Some of the projects that have been supported in the first round
of ACT awards are truly fascinating, such as "Biofuel Cells
Operating in Insects" and "Chemical Detection Modules
Engineered from Bacterial Signaling Proteins," to name just
two. Many of the projects are multidisciplinary, reflecting a growing
trend in investigator-initiated NSF research. I note also that
the largest number of projects are in the Sensors area, which is
an area of increasing emphasis for the Foundation. Sensors are
of growing importance in many areas as the enabling technology
that captures data from the system that is being observed and interfaces
with the cyberinfrastructure that transfers the data and converts
it into information. I fully expect that the results of many ACT
projects will be put to use in the public sector very quickly as
As you are no doubt aware, NSF plays an important role in the
development of the Science, Technology, Engineering and Mathematics
workforce. Working on ACT projects will provide superb training
for graduate students and postdoctoral researchers for a variety
of roles in this workforce. I would expect that those students
and postdocs would be in great demand to fill positions in our
national laboratories, as well as elsewhere in our economy, defense,
and homeland security establishments.
I believe that in this workshop you should also look beyond ACT
and explore how the results of the thousands of other projects
that NSF supports could be more effectively harvested to benefit
the Intelligence Community and Homeland Security efforts. We are
not as effective as we could be in putting to commercial use discoveries
and technology developed in our universities. Often it is the lack
of partnerships or simply the lack of communication that leads
to this result.
More generally, your research under the ACT program, can contribute
to national goals beyond those only connected to terrorism. Viewing
your work in a context beyond the norm can help attract young people
to science and engineering, and help to secure the infrastructure
that keeps our societal machinery humming. We have an opportunity,
too, to answer the growing national appeal for examining the societal
impacts of the science and technology we create.
In drawing our youth into professions that will continue the essential
work of discovery and innovation, we inspire them through ACT by
demonstrating the impact they can have on society through their
decision to pursue a career in science or engineering research
and education. A challenge that's readily visible and has the potential
for "hitting close to home" adds convincing impetus.
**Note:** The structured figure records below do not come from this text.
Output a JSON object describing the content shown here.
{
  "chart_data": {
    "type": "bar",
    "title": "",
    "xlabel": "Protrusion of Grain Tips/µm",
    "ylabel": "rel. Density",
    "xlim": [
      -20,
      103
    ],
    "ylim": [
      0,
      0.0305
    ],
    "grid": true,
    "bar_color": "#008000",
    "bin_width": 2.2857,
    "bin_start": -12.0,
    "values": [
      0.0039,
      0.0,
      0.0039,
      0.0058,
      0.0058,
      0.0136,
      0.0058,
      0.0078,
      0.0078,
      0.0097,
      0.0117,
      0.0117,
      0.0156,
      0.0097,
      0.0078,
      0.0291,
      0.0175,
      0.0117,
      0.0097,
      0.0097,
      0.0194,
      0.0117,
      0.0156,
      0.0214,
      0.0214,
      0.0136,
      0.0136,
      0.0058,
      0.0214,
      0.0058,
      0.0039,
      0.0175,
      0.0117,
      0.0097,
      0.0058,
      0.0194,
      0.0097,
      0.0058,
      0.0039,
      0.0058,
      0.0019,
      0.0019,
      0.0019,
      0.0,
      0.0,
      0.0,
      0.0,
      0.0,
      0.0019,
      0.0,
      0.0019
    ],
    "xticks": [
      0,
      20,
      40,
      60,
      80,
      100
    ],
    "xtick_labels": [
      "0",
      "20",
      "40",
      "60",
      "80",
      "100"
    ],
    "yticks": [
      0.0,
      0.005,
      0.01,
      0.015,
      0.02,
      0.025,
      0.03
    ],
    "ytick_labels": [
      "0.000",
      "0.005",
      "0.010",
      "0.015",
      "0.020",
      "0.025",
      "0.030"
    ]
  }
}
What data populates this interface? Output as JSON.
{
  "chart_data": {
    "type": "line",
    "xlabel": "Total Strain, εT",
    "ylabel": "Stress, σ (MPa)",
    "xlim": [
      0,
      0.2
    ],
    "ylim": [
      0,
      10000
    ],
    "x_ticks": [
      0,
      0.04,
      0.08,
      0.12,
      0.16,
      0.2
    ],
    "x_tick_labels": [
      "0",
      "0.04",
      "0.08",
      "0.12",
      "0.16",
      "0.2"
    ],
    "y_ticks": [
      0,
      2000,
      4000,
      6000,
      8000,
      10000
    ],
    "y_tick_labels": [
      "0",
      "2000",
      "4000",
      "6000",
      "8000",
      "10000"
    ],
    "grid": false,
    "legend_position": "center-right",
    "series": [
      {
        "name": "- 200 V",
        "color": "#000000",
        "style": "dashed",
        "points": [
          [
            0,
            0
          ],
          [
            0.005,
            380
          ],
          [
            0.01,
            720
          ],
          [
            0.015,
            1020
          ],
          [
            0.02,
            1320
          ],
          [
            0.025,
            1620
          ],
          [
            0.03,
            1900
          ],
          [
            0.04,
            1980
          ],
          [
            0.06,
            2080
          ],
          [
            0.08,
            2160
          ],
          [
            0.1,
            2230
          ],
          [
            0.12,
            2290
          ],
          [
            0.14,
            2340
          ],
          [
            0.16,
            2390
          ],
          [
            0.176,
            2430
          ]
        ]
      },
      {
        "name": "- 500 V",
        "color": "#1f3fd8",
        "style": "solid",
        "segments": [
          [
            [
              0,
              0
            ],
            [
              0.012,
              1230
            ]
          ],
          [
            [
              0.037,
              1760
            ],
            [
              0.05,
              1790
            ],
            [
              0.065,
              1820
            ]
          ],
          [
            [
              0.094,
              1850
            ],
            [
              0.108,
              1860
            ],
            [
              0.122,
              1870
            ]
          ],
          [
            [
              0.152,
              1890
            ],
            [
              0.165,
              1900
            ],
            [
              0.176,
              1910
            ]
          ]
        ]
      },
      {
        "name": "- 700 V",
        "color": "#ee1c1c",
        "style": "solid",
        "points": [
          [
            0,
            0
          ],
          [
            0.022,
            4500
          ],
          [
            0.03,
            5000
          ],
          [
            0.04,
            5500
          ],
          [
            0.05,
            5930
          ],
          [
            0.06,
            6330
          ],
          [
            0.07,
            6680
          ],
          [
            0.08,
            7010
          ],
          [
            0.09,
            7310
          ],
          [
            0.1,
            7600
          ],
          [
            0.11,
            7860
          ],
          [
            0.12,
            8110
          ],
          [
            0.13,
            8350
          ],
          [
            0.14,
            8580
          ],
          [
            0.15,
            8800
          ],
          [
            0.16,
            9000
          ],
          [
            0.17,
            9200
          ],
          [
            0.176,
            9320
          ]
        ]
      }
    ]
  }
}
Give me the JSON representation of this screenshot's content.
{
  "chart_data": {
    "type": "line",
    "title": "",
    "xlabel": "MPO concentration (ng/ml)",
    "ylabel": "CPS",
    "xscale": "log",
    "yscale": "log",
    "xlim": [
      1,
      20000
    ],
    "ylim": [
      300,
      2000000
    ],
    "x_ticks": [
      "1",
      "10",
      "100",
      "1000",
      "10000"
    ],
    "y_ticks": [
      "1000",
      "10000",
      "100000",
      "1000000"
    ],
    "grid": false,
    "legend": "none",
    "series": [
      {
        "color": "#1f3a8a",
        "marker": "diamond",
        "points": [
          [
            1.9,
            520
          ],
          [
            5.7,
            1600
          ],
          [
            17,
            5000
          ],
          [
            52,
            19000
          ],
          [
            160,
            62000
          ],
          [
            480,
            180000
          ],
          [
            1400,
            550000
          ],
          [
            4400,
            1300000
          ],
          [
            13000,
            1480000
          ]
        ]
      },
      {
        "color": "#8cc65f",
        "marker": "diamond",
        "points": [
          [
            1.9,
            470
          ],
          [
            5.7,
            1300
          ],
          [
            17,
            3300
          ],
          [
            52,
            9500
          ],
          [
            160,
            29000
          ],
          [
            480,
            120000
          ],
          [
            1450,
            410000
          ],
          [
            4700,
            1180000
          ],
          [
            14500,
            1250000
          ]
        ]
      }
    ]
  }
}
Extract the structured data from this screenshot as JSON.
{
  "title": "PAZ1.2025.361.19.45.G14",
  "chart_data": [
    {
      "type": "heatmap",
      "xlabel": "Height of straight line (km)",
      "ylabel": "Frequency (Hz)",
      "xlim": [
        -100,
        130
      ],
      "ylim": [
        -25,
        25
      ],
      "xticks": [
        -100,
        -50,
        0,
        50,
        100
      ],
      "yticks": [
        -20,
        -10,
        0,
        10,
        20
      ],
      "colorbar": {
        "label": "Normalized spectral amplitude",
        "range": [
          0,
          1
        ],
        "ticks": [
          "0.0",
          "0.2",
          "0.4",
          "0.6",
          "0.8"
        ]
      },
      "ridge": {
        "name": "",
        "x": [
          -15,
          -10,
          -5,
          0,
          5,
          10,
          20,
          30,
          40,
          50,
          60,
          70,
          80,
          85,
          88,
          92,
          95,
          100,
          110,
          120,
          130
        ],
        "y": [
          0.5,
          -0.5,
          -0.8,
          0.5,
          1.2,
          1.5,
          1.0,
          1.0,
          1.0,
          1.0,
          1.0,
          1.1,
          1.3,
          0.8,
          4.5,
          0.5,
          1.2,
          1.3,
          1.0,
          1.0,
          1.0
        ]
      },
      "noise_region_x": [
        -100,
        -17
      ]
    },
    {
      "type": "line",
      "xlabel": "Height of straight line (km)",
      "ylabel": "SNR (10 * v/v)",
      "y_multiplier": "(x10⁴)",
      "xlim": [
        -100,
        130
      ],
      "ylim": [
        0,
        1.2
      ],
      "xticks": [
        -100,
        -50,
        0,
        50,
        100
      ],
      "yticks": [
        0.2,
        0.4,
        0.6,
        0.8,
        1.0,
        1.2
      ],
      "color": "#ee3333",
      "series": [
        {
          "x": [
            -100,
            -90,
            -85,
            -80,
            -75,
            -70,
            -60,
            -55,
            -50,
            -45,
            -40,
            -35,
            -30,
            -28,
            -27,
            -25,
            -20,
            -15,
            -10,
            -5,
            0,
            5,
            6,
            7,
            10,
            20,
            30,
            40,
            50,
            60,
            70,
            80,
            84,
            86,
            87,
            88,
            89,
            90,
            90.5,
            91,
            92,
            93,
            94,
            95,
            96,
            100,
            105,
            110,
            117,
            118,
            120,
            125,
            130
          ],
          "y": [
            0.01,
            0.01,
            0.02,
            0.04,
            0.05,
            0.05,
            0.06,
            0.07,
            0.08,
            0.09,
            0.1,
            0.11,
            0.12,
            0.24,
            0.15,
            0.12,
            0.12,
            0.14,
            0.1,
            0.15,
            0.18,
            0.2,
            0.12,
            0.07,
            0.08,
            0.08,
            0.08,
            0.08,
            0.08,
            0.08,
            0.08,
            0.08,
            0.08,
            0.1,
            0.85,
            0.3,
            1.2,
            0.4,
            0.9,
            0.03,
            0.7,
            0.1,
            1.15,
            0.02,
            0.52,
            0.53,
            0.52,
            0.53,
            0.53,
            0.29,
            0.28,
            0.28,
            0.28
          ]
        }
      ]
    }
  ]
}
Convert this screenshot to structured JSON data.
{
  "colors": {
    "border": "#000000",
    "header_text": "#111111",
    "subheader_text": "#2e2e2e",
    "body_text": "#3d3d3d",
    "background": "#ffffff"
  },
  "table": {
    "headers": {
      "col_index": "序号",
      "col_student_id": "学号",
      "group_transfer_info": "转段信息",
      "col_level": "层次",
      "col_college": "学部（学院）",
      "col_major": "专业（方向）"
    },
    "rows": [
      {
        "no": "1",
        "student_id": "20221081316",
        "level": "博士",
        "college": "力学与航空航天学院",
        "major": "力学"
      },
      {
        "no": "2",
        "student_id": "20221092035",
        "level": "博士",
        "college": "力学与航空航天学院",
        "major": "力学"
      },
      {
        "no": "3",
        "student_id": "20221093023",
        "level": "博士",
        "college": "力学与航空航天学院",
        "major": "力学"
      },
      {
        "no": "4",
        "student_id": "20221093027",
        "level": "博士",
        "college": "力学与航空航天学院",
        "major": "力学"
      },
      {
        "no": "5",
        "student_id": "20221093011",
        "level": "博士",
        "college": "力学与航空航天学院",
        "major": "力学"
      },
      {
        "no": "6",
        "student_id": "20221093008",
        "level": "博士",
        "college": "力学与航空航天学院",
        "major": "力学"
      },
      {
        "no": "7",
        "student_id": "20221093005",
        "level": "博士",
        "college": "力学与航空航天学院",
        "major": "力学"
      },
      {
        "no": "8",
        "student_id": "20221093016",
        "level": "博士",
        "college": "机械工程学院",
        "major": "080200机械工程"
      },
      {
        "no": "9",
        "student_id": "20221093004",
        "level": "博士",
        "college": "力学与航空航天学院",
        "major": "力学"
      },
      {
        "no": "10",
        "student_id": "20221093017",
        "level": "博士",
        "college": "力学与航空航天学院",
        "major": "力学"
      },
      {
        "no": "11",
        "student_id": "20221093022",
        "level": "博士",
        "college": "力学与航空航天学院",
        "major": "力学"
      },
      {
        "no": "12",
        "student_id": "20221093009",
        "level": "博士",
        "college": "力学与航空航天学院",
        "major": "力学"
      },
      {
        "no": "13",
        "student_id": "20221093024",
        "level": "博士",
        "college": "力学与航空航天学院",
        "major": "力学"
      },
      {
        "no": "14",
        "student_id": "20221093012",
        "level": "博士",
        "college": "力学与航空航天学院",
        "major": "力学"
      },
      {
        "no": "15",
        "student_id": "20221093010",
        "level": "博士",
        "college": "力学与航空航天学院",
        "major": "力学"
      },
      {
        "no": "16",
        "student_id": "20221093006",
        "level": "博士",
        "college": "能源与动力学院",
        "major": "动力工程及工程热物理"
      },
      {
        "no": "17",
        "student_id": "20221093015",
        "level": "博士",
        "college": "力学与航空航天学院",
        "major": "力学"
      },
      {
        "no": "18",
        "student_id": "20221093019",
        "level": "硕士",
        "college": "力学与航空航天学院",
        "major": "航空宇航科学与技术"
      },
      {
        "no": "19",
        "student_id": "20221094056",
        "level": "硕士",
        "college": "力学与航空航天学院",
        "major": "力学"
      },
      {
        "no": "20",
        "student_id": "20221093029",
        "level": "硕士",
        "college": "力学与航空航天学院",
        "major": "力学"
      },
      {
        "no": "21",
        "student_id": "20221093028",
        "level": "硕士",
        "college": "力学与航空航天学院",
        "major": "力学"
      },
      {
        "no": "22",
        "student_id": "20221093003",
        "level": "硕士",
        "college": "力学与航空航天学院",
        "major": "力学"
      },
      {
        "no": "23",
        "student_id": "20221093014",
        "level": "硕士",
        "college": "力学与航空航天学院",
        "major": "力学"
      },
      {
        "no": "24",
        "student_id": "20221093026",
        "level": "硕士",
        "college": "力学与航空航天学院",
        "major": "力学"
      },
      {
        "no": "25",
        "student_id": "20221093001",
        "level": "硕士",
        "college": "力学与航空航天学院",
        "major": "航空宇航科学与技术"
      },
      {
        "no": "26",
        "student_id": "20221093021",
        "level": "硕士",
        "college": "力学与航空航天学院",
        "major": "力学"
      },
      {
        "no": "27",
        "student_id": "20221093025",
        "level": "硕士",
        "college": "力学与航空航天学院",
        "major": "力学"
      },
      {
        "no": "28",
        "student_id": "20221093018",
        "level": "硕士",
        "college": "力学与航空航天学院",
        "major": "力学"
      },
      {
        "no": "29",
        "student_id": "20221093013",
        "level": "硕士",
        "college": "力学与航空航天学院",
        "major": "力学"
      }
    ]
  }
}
Inviting students and teachers to toil alongside, in our physical
and virtual laboratories, as we sift through mountains of scientific
ore to unearth precious nuggets of pure discovery, adds to the
greater synergy ACT can create.
As you examine the research outlook specified for ACT grants please
keep in mind the potential for these broader impacts, and strive
to integrate them into our research and education agenda.
We all carry the responsibility to make our nation and our world
more secure. It is a privilege for us that in many cases, the work
that scientists, engineers, and educators do can be harnessed to
meet a pressing national need. We look forward to working with
you in this ACT investment that informs both the core mission of
the National Science Foundation, the needs of the Intelligence
Community, and the greater interests of the nation.
I welcome any questions and comments you may have.